5) SSL Version 2 and 3 Protocol Detection (Plugin 20007)

• Issue: The remote service accepts connections encrypted using SSL 2.0 and/or SSL 3.0. These versions of SSL are affected by several cryptographic flaws, including:- An insecure padding scheme with CBC ciphers.- Insecure session renegotiation and resumption schemes. An attacker can exploit these flaws to conduct man-in-the-middle attacks or to decrypt communications between the affected service and clients.

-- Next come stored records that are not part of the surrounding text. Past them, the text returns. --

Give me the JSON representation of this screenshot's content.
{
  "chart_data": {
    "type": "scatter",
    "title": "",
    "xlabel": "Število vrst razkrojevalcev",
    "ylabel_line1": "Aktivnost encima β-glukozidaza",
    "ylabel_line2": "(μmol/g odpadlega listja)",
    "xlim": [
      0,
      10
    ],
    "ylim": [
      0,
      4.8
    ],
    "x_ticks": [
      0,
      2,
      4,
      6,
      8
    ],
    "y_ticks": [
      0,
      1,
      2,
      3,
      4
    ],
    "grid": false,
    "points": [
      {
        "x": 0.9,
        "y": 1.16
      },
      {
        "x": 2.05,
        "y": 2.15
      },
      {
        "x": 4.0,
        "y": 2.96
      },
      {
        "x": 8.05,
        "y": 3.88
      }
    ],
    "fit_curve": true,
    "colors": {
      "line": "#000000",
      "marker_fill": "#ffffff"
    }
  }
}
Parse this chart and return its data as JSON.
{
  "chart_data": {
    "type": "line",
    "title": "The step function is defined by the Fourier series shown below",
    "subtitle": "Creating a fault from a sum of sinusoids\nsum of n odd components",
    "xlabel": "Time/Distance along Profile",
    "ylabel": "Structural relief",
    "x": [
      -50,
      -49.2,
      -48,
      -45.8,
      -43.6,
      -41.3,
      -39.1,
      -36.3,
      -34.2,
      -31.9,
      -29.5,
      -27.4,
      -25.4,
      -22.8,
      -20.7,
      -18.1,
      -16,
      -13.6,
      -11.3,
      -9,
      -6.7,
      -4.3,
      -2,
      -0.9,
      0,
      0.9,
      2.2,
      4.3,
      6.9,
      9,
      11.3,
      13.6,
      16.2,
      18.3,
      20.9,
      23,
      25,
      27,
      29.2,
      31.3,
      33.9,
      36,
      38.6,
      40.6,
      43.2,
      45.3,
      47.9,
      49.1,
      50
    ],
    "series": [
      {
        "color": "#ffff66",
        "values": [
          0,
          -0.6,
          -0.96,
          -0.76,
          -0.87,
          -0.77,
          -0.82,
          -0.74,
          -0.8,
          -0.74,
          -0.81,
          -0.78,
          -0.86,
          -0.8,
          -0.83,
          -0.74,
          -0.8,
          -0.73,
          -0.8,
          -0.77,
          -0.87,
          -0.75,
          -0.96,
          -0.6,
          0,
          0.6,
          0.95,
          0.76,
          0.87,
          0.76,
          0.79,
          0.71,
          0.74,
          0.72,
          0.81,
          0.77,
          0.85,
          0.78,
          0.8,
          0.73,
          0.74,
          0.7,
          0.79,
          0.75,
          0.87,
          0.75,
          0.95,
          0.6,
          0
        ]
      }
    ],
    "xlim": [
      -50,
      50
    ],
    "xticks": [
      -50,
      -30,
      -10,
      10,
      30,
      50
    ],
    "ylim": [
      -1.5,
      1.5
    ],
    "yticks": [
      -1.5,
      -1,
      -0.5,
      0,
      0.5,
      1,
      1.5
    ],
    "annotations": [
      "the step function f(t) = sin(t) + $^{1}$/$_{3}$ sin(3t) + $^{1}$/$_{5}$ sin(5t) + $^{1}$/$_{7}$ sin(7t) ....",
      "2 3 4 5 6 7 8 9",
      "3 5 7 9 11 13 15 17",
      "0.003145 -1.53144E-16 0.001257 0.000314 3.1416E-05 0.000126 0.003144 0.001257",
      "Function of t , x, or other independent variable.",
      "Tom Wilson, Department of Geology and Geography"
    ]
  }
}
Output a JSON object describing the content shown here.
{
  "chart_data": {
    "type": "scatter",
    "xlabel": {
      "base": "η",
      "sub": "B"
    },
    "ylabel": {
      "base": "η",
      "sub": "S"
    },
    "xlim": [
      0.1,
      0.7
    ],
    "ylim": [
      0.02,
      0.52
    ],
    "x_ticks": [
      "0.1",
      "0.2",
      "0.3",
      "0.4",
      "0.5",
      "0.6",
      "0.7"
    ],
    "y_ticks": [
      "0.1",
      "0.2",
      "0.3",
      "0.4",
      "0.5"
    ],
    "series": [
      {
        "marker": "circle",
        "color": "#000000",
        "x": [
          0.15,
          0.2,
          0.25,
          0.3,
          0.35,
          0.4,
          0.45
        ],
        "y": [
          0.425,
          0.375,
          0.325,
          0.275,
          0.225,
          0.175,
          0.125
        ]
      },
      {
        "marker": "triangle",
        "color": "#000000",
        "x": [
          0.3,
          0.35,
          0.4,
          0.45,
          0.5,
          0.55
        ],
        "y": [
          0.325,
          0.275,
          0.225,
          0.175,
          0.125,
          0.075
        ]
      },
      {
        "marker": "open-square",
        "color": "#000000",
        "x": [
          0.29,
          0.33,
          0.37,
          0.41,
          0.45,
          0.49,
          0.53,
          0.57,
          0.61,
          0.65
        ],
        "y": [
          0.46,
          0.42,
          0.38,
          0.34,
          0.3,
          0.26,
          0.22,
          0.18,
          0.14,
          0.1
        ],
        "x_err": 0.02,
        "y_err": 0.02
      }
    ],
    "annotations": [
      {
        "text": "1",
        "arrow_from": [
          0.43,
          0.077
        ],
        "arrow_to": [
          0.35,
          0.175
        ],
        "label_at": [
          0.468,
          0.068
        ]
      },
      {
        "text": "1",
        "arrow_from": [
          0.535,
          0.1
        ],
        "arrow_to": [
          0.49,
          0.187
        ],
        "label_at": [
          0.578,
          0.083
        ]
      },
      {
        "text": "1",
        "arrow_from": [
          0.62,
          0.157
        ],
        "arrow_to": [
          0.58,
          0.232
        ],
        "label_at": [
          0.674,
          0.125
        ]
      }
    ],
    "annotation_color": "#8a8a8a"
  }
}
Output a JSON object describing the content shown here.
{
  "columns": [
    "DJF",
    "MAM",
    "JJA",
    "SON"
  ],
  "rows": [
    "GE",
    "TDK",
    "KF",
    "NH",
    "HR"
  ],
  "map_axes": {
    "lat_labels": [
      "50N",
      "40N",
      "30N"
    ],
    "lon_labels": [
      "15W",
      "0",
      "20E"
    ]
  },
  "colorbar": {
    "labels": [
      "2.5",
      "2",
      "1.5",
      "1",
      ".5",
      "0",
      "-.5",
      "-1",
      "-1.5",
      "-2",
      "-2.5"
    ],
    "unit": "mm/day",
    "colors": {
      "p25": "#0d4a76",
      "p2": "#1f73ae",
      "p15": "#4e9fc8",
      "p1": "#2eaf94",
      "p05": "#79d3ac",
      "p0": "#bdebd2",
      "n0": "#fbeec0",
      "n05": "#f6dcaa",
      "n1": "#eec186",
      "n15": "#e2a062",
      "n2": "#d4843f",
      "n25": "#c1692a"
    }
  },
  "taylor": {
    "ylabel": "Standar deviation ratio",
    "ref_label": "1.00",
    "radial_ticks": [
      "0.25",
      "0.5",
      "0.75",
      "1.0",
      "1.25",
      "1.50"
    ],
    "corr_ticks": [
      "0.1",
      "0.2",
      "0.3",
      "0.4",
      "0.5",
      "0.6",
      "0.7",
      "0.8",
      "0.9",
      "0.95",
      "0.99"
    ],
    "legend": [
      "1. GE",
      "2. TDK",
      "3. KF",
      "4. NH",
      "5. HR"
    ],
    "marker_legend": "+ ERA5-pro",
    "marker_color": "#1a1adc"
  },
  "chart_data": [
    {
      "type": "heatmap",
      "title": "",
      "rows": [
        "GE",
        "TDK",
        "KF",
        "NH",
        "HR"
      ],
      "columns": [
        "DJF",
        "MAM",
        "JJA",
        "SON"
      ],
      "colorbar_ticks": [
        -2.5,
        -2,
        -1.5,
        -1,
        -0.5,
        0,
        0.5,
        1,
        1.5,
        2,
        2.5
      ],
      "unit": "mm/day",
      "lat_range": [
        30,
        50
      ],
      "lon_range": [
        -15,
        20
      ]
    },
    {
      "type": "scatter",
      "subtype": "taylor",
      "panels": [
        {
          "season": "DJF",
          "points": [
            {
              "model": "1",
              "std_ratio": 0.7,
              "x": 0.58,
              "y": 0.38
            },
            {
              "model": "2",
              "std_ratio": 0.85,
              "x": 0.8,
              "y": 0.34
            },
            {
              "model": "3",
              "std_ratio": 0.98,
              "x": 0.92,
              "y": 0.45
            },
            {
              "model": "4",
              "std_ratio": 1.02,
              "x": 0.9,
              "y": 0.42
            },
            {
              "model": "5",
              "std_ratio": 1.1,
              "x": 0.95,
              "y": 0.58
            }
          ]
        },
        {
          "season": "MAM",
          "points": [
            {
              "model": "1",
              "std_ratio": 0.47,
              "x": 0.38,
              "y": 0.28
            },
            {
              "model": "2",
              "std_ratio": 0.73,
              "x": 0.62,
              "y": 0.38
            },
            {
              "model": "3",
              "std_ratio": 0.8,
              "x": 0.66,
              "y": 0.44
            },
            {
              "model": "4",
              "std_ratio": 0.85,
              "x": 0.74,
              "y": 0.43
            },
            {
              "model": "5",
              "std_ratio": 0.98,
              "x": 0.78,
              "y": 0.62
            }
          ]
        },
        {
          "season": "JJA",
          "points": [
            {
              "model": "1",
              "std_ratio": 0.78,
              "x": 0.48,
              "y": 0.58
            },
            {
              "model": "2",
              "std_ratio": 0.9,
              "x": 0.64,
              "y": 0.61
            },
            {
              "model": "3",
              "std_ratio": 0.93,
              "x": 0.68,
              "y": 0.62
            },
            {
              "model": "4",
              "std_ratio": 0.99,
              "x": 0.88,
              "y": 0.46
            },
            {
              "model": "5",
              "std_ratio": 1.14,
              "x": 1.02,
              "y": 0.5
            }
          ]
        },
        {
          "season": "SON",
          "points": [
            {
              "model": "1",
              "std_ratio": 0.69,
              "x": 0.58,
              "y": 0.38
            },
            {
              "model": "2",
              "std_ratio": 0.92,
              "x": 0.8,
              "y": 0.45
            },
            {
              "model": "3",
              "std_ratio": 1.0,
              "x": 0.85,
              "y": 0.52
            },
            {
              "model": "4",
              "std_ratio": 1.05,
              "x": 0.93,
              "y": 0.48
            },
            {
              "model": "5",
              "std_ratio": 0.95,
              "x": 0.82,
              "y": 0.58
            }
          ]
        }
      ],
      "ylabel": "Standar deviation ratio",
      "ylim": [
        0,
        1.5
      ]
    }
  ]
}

• Although SSL/TLS has a secure means for choosing the highest supported version of the protocol (so that these versions will be used only if the client or server support nothing better), many web browsers implement this in an unsafe way that allows an attacker to downgrade a connection (such as in POODLE).
• Therefore, it is recommended that these protocols be disabled entirely. NIST has determined that SSL 3.0 is no longer acceptable for secure communications. As of the date of enforcement found in PCI DSS v3.1, any version of SSL will not meet the PCI SSC’s definition of ‘strong cryptography’
• Mitigation: Disable SSLv2/v3; configure services to use TLS 1.2 or higher with strong ciphers.

Thank you for reading this blog. I hope this blog was able to add some value to your knowledge of Vulnerability Management!